李文濤的感知力很強,在感受到那氣息波動的同時,就已經知道來人也是一名武者,不過通過那逸散出來的氣息,應該只有黃級後期的修爲。
這還是李文濤第一次在地球上遇見和他一樣的武者,這個時候有人找到這裏,很大的可能也是爲了冰凝花而來。冰凝花不僅能夠煉製開慧丹,同樣也能讓普通武者提升修爲。
想到這些,李文濤沒有任何猶豫就躲在了不遠處的一塊巨石夾縫中,同時將身上的氣息全部收斂。
幾乎是在做完這些的同時,一個穿着灰色長衫的壯漢來到了李文濤之前站立的地方。

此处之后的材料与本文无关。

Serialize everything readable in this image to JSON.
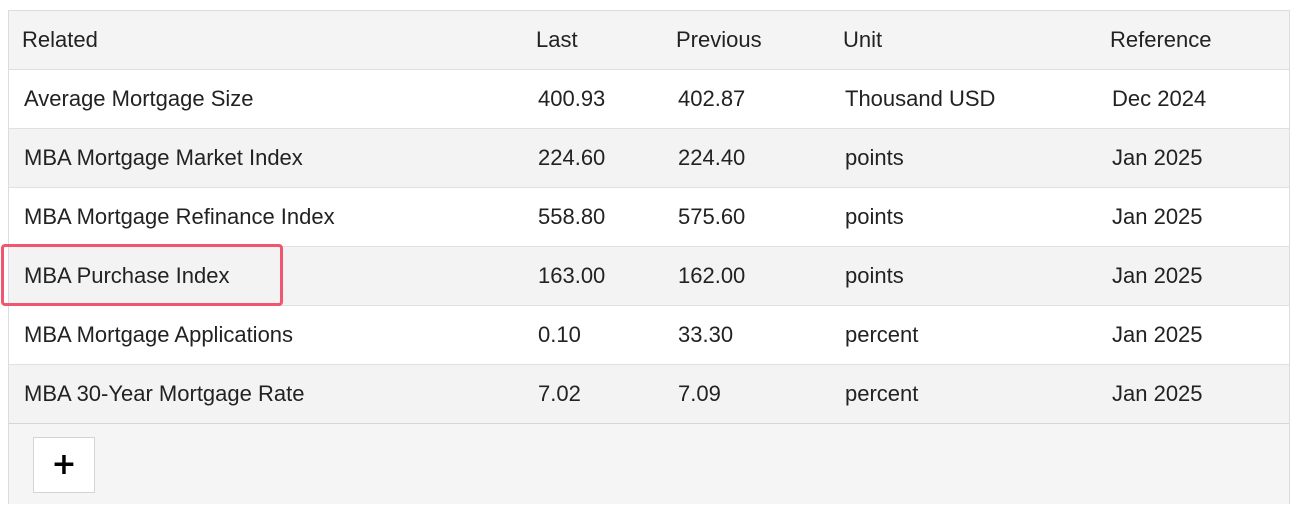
{
  "table": {
    "headers": [
      "Related",
      "Last",
      "Previous",
      "Unit",
      "Reference"
    ],
    "rows": [
      [
        "Average Mortgage Size",
        "400.93",
        "402.87",
        "Thousand USD",
        "Dec 2024"
      ],
      [
        "MBA Mortgage Market Index",
        "224.60",
        "224.40",
        "points",
        "Jan 2025"
      ],
      [
        "MBA Mortgage Refinance Index",
        "558.80",
        "575.60",
        "points",
        "Jan 2025"
      ],
      [
        "MBA Purchase Index",
        "163.00",
        "162.00",
        "points",
        "Jan 2025"
      ],
      [
        "MBA Mortgage Applications",
        "0.10",
        "33.30",
        "percent",
        "Jan 2025"
      ],
      [
        "MBA 30-Year Mortgage Rate",
        "7.02",
        "7.09",
        "percent",
        "Jan 2025"
      ]
    ]
  },
  "footer": {
    "add_label": "+",
    "add_icon": "plus-icon"
  },
  "highlight": {
    "color": "#f0566f"
  }
}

此人身上揹着一把寬刀,一臉絡腮鬍子臉上還有一條刀疤,看起來極爲兇惡。
看見此人的打扮,李文濤心裏很是詫異,如果是在修真界這人這身打扮並不奇怪,可是在地球上這身打扮就顯得很是刺眼了。
這刀疤壯漢一來到這裏,眼睛就盯在了崖壁上的冰凝花上。
李文濤心裏暗罵,這傢伙果然也是爲了冰凝花而來。不過這人只有黃級後期的實力,李文濤倒也沒有放在心上。
他之所以躲起來沒有出去,也是想看看這個傢伙有沒有什麼好的辦法去採冰凝花。如果這傢伙有辦法,那他倒是省事兒了。

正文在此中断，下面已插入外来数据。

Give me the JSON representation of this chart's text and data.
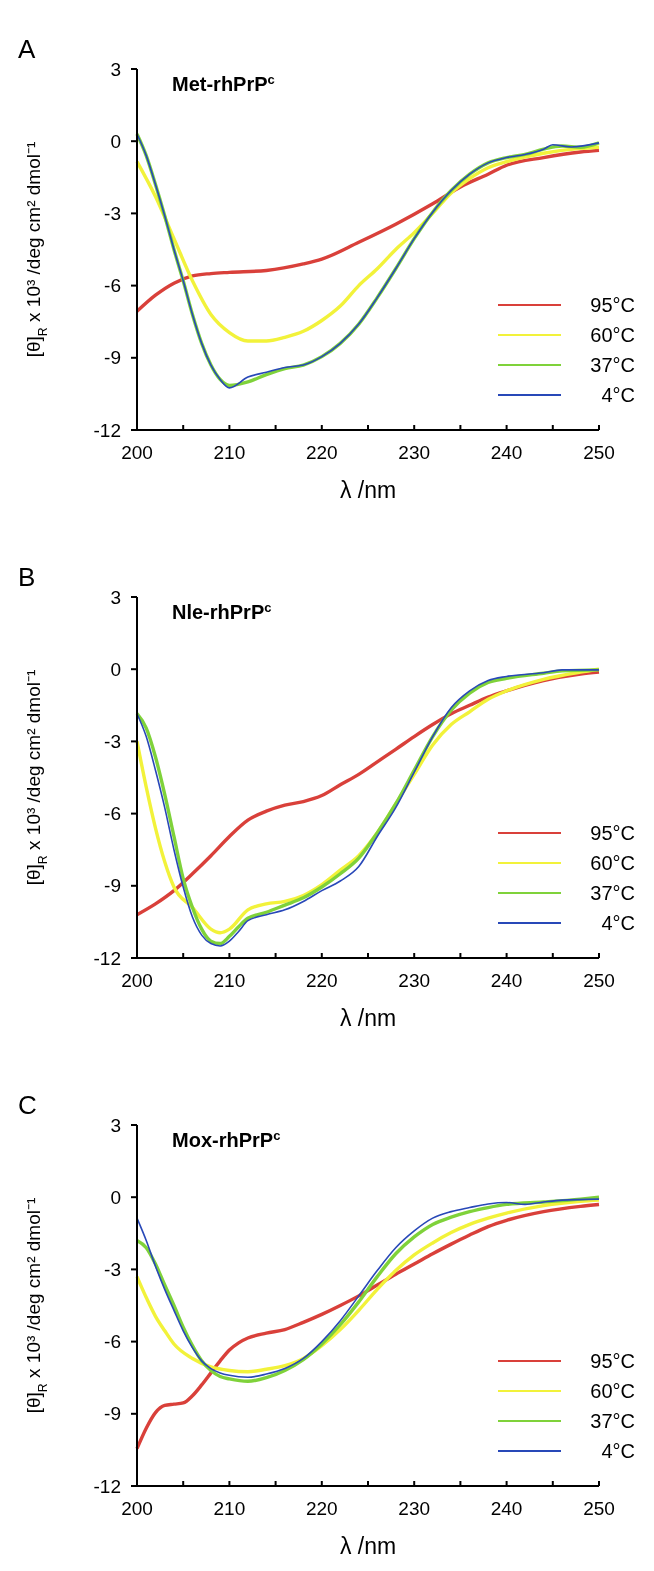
{
  "chart_data": [
    {
      "type": "line",
      "title": "Met-rhPrP$^{c}$",
      "annotations": [
        "A"
      ],
      "xlabel": "λ /nm",
      "ylabel": "[θ]$_{R}$ x 10³ /deg cm² dmol⁻¹",
      "xlim": [
        200,
        250
      ],
      "ylim": [
        -12,
        3
      ],
      "xticks": [
        200,
        {
          "value": 205,
          "label": null
        },
        210,
        {
          "value": 215,
          "label": null
        },
        220,
        {
          "value": 225,
          "label": null
        },
        230,
        {
          "value": 235,
          "label": null
        },
        240,
        {
          "value": 245,
          "label": null
        },
        250
      ],
      "yticks": [
        -12,
        -9,
        -6,
        -3,
        0,
        3
      ],
      "grid": false,
      "legend": "bottom right",
      "marker": "none",
      "line_style": "solid",
      "series": [
        {
          "name": "95°C",
          "color": "#d9403a",
          "x": [
            200,
            202,
            204,
            206,
            208,
            210,
            214,
            218,
            220,
            224,
            228,
            232,
            235,
            238,
            240,
            244,
            248,
            250
          ],
          "values": [
            -7.07,
            -6.4,
            -5.9,
            -5.6,
            -5.5,
            -5.45,
            -5.37,
            -5.1,
            -4.9,
            -4.2,
            -3.45,
            -2.6,
            -1.9,
            -1.37,
            -1.0,
            -0.68,
            -0.45,
            -0.38
          ]
        },
        {
          "name": "60°C",
          "color": "#f2f23a",
          "x": [
            200,
            202,
            204,
            206,
            208,
            210,
            212,
            214,
            216,
            218,
            220,
            222,
            224,
            226,
            228,
            230,
            232,
            234,
            236,
            238,
            240,
            244,
            248,
            250
          ],
          "values": [
            -0.85,
            -2.3,
            -4.05,
            -5.8,
            -7.2,
            -7.95,
            -8.3,
            -8.3,
            -8.15,
            -7.9,
            -7.45,
            -6.85,
            -6.0,
            -5.3,
            -4.5,
            -3.8,
            -3.0,
            -2.15,
            -1.55,
            -1.1,
            -0.85,
            -0.5,
            -0.3,
            -0.25
          ]
        },
        {
          "name": "37°C",
          "color": "#7fd23a",
          "x": [
            200,
            201,
            202,
            203,
            204,
            205,
            206,
            207,
            208,
            209,
            210,
            212,
            214,
            216,
            218,
            220,
            222,
            224,
            226,
            228,
            230,
            232,
            234,
            236,
            238,
            240,
            242,
            244,
            246,
            248,
            250
          ],
          "values": [
            0.3,
            -0.6,
            -1.8,
            -3.1,
            -4.5,
            -5.8,
            -7.2,
            -8.4,
            -9.3,
            -9.9,
            -10.15,
            -10.0,
            -9.7,
            -9.45,
            -9.3,
            -8.95,
            -8.4,
            -7.6,
            -6.5,
            -5.3,
            -4.05,
            -2.95,
            -2.05,
            -1.37,
            -0.9,
            -0.68,
            -0.55,
            -0.33,
            -0.2,
            -0.25,
            -0.07
          ]
        },
        {
          "name": "4°C",
          "color": "#2848b8",
          "x": [
            200,
            201,
            202,
            203,
            204,
            205,
            206,
            207,
            208,
            209,
            210,
            212,
            214,
            216,
            218,
            220,
            222,
            224,
            226,
            228,
            230,
            232,
            234,
            236,
            238,
            240,
            242,
            244,
            245,
            247,
            250
          ],
          "values": [
            0.3,
            -0.6,
            -1.8,
            -3.1,
            -4.5,
            -5.8,
            -7.2,
            -8.4,
            -9.3,
            -9.9,
            -10.25,
            -9.8,
            -9.6,
            -9.4,
            -9.3,
            -8.95,
            -8.4,
            -7.6,
            -6.5,
            -5.3,
            -4.05,
            -2.95,
            -2.05,
            -1.37,
            -0.9,
            -0.68,
            -0.55,
            -0.33,
            -0.15,
            -0.24,
            -0.07
          ]
        }
      ]
    },
    {
      "type": "line",
      "title": "Nle-rhPrP$^{c}$",
      "annotations": [
        "B"
      ],
      "xlabel": "λ /nm",
      "ylabel": "[θ]$_{R}$ x 10³ /deg cm² dmol⁻¹",
      "xlim": [
        200,
        250
      ],
      "ylim": [
        -12,
        3
      ],
      "xticks": [
        200,
        {
          "value": 205,
          "label": null
        },
        210,
        {
          "value": 215,
          "label": null
        },
        220,
        {
          "value": 225,
          "label": null
        },
        230,
        {
          "value": 235,
          "label": null
        },
        240,
        {
          "value": 245,
          "label": null
        },
        250
      ],
      "yticks": [
        -12,
        -9,
        -6,
        -3,
        0,
        3
      ],
      "grid": false,
      "legend": "bottom right",
      "marker": "none",
      "line_style": "solid",
      "series": [
        {
          "name": "95°C",
          "color": "#d9403a",
          "x": [
            200,
            202,
            204,
            206,
            208,
            210,
            212,
            214,
            216,
            218,
            220,
            222,
            224,
            226,
            228,
            230,
            232,
            234,
            236,
            238,
            240,
            244,
            248,
            250
          ],
          "values": [
            -10.2,
            -9.75,
            -9.2,
            -8.5,
            -7.75,
            -6.95,
            -6.27,
            -5.9,
            -5.65,
            -5.5,
            -5.25,
            -4.8,
            -4.37,
            -3.85,
            -3.33,
            -2.8,
            -2.3,
            -1.85,
            -1.5,
            -1.16,
            -0.9,
            -0.47,
            -0.2,
            -0.12
          ]
        },
        {
          "name": "60°C",
          "color": "#f2f23a",
          "x": [
            200,
            201,
            202,
            203,
            204,
            206,
            208,
            209,
            210,
            212,
            214,
            216,
            218,
            220,
            222,
            224,
            226,
            228,
            230,
            232,
            234,
            236,
            238,
            240,
            244,
            248,
            250
          ],
          "values": [
            -3.0,
            -4.9,
            -6.6,
            -8.0,
            -9.05,
            -9.9,
            -10.8,
            -10.95,
            -10.8,
            -10.0,
            -9.75,
            -9.65,
            -9.4,
            -8.95,
            -8.35,
            -7.75,
            -6.8,
            -5.6,
            -4.37,
            -3.15,
            -2.3,
            -1.77,
            -1.25,
            -0.9,
            -0.42,
            -0.12,
            0
          ]
        },
        {
          "name": "37°C",
          "color": "#7fd23a",
          "x": [
            200,
            201,
            202,
            203,
            204,
            205,
            206,
            207,
            208,
            209,
            210,
            211,
            212,
            214,
            216,
            218,
            220,
            222,
            224,
            226,
            228,
            230,
            232,
            234,
            236,
            238,
            240,
            244,
            246,
            250
          ],
          "values": [
            -1.85,
            -2.45,
            -3.65,
            -5.2,
            -6.95,
            -8.7,
            -9.9,
            -10.8,
            -11.3,
            -11.4,
            -11.1,
            -10.7,
            -10.35,
            -10.1,
            -9.8,
            -9.5,
            -9.05,
            -8.5,
            -7.85,
            -6.8,
            -5.6,
            -4.2,
            -2.8,
            -1.7,
            -0.99,
            -0.55,
            -0.38,
            -0.17,
            -0.07,
            -0.03
          ]
        },
        {
          "name": "4°C",
          "color": "#2848b8",
          "x": [
            200,
            201,
            202,
            203,
            204,
            205,
            206,
            207,
            208,
            209,
            210,
            211,
            212,
            214,
            216,
            218,
            220,
            222,
            224,
            226,
            228,
            230,
            232,
            234,
            236,
            238,
            240,
            244,
            246,
            250
          ],
          "values": [
            -1.85,
            -2.8,
            -4.2,
            -5.75,
            -7.5,
            -9.05,
            -10.3,
            -11.05,
            -11.4,
            -11.5,
            -11.3,
            -10.9,
            -10.45,
            -10.2,
            -10.0,
            -9.65,
            -9.2,
            -8.8,
            -8.2,
            -6.95,
            -5.75,
            -4.28,
            -2.8,
            -1.6,
            -0.9,
            -0.47,
            -0.3,
            -0.15,
            -0.03,
            -0.03
          ]
        }
      ]
    },
    {
      "type": "line",
      "title": "Mox-rhPrP$^{c}$",
      "annotations": [
        "C"
      ],
      "xlabel": "λ /nm",
      "ylabel": "[θ]$_{R}$ x 10³ /deg cm² dmol⁻¹",
      "xlim": [
        200,
        250
      ],
      "ylim": [
        -12,
        3
      ],
      "xticks": [
        200,
        {
          "value": 205,
          "label": null
        },
        210,
        {
          "value": 215,
          "label": null
        },
        220,
        {
          "value": 225,
          "label": null
        },
        230,
        {
          "value": 235,
          "label": null
        },
        240,
        {
          "value": 245,
          "label": null
        },
        250
      ],
      "yticks": [
        -12,
        -9,
        -6,
        -3,
        0,
        3
      ],
      "grid": false,
      "legend": "bottom right",
      "marker": "none",
      "line_style": "solid",
      "series": [
        {
          "name": "95°C",
          "color": "#d9403a",
          "x": [
            200,
            201,
            202,
            203,
            204,
            205,
            206,
            207,
            208,
            209,
            210,
            211,
            212,
            214,
            216,
            218,
            220,
            222,
            224,
            226,
            228,
            230,
            232,
            234,
            236,
            238,
            240,
            244,
            248,
            250
          ],
          "values": [
            -10.45,
            -9.6,
            -8.95,
            -8.65,
            -8.6,
            -8.55,
            -8.25,
            -7.8,
            -7.3,
            -6.8,
            -6.35,
            -6.05,
            -5.85,
            -5.65,
            -5.5,
            -5.2,
            -4.87,
            -4.5,
            -4.1,
            -3.65,
            -3.2,
            -2.78,
            -2.35,
            -1.95,
            -1.57,
            -1.22,
            -0.96,
            -0.6,
            -0.38,
            -0.3
          ]
        },
        {
          "name": "60°C",
          "color": "#f2f23a",
          "x": [
            200,
            201,
            202,
            203,
            204,
            206,
            208,
            210,
            212,
            214,
            216,
            218,
            220,
            222,
            224,
            226,
            228,
            230,
            232,
            234,
            236,
            238,
            240,
            244,
            248,
            250
          ],
          "values": [
            -3.3,
            -4.17,
            -4.95,
            -5.55,
            -6.1,
            -6.7,
            -7.05,
            -7.2,
            -7.25,
            -7.15,
            -7.0,
            -6.7,
            -6.17,
            -5.5,
            -4.7,
            -3.83,
            -3.05,
            -2.4,
            -1.9,
            -1.47,
            -1.13,
            -0.87,
            -0.66,
            -0.35,
            -0.17,
            -0.12
          ]
        },
        {
          "name": "37°C",
          "color": "#7fd23a",
          "x": [
            200,
            201,
            202,
            203,
            204,
            205,
            206,
            207,
            208,
            209,
            210,
            212,
            214,
            216,
            218,
            220,
            222,
            224,
            226,
            228,
            230,
            232,
            234,
            236,
            238,
            240,
            244,
            248,
            250
          ],
          "values": [
            -1.8,
            -2.1,
            -2.78,
            -3.65,
            -4.5,
            -5.4,
            -6.17,
            -6.8,
            -7.2,
            -7.45,
            -7.55,
            -7.65,
            -7.5,
            -7.2,
            -6.75,
            -6.1,
            -5.3,
            -4.35,
            -3.3,
            -2.35,
            -1.65,
            -1.13,
            -0.83,
            -0.6,
            -0.43,
            -0.3,
            -0.2,
            -0.08,
            0
          ]
        },
        {
          "name": "4°C",
          "color": "#2848b8",
          "x": [
            200,
            201,
            202,
            203,
            204,
            205,
            206,
            207,
            208,
            209,
            210,
            212,
            214,
            216,
            218,
            220,
            222,
            224,
            226,
            228,
            230,
            232,
            234,
            236,
            238,
            240,
            242,
            244,
            246,
            250
          ],
          "values": [
            -0.87,
            -1.8,
            -2.87,
            -3.83,
            -4.7,
            -5.55,
            -6.25,
            -6.8,
            -7.12,
            -7.3,
            -7.4,
            -7.48,
            -7.35,
            -7.12,
            -6.7,
            -6.0,
            -5.13,
            -4.1,
            -3.05,
            -2.1,
            -1.4,
            -0.87,
            -0.6,
            -0.43,
            -0.28,
            -0.22,
            -0.3,
            -0.2,
            -0.12,
            -0.08
          ]
        }
      ]
    }
  ]
}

李文濤雖然不屑於去幹打家劫舍的事情,但是冰凝花對他實在太過重要。
而且李文濤認爲這裏是自己最先過來的,冰凝花就是自己的。
如果此人真的有辦法採到冰凝花,他也可以將自己煉製的丹藥送給他幾枚當做報酬。不過如果此人不願意給的話,那他也絕對不會手軟。
“哈哈,果然是藍巖花。我步陽這下要大發了。”那刀疤壯漢半天才緩過神,欣喜的自語了一句。

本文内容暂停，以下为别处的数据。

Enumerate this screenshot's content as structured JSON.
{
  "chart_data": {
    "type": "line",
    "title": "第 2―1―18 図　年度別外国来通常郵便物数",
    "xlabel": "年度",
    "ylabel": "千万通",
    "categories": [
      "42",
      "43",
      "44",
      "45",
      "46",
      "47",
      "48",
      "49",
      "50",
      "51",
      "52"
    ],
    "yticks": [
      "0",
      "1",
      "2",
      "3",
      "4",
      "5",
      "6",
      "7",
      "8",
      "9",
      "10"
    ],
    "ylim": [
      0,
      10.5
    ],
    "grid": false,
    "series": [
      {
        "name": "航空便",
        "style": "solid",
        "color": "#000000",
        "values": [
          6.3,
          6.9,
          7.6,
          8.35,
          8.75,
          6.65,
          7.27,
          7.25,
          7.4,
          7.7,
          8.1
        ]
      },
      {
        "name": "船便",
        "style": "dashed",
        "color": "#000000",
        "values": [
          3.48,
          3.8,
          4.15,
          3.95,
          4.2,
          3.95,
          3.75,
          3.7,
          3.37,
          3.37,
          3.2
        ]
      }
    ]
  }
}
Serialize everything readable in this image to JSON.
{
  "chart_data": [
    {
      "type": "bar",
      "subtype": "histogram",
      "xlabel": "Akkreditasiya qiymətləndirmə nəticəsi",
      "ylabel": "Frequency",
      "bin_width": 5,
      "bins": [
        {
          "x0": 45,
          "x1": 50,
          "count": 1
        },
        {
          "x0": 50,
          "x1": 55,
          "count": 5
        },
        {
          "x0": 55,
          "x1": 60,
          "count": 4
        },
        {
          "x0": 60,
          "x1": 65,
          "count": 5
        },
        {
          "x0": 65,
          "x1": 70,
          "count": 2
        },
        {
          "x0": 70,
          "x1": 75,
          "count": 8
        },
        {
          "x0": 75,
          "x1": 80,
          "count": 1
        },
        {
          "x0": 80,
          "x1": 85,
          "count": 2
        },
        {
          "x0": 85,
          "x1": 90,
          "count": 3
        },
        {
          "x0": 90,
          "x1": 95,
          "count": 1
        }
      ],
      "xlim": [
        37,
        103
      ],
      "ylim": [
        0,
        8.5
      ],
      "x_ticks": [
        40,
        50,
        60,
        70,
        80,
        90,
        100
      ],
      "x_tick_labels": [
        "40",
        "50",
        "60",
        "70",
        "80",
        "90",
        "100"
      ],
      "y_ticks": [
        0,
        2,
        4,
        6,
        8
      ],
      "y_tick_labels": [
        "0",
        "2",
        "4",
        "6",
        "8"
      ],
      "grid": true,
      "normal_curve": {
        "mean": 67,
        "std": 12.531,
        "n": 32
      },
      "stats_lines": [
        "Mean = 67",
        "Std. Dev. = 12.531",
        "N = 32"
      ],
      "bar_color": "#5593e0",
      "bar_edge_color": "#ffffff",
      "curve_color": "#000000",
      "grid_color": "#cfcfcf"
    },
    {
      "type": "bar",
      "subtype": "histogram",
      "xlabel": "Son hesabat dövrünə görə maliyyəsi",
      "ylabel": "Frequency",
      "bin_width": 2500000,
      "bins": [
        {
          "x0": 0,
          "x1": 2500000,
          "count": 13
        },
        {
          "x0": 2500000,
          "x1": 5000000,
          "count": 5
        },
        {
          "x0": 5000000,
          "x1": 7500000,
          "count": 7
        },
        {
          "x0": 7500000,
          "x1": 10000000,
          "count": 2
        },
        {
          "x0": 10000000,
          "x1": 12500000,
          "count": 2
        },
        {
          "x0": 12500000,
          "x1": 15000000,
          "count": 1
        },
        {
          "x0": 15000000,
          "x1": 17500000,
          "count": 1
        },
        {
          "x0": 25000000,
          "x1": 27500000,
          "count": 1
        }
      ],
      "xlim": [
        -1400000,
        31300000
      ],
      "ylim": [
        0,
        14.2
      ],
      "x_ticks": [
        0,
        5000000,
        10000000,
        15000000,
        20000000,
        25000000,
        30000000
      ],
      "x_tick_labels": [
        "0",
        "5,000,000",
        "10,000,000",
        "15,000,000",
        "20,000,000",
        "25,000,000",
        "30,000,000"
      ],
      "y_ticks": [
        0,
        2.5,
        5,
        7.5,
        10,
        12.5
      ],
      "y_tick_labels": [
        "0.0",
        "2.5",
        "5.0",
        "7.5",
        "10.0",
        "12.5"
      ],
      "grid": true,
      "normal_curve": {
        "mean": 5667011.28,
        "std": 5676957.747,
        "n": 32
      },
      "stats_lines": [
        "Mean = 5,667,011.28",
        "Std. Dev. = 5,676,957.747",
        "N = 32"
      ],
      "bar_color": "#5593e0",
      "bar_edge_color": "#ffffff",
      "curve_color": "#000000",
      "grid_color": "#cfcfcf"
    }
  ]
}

李文濤心裏暗自疑惑,這明明是冰凝花,什麼時候就成了藍巖花了?
“步陽,你動作倒是挺快。”一個冷厲的聲音突然出現,隨即一個短髮中年男子走了過來。
步陽和李文濤同時一震。兩人都沒有想到又有人過來了。李文濤更是儘可能的收斂氣息,躲在夾縫中一動也不敢動。
這個短髮中年男子能夠在他毫無察覺的情況下,就到了近前,顯然實力比他高。這個時候若是被他發現,那可就不妙了。
聽見聲音的同時,步陽就條件反射般拔出了背後的寬刀。
可是當他看清來人的時候,忽然驚叫出聲:“左鵬海,你跟蹤我?”
“呵呵,跟蹤你?你別高看自己了,我只是順路而已。對了,你膽子還真的不小啊,風神宗的東西也敢搶。”那叫左鵬海的中年男子譏笑道。
“左鵬海,今天遇見你我認栽。這塊兒隕空石你拿去。”步陽說着,直接從懷裏摸出一個巴掌大小的木盒扔了過去。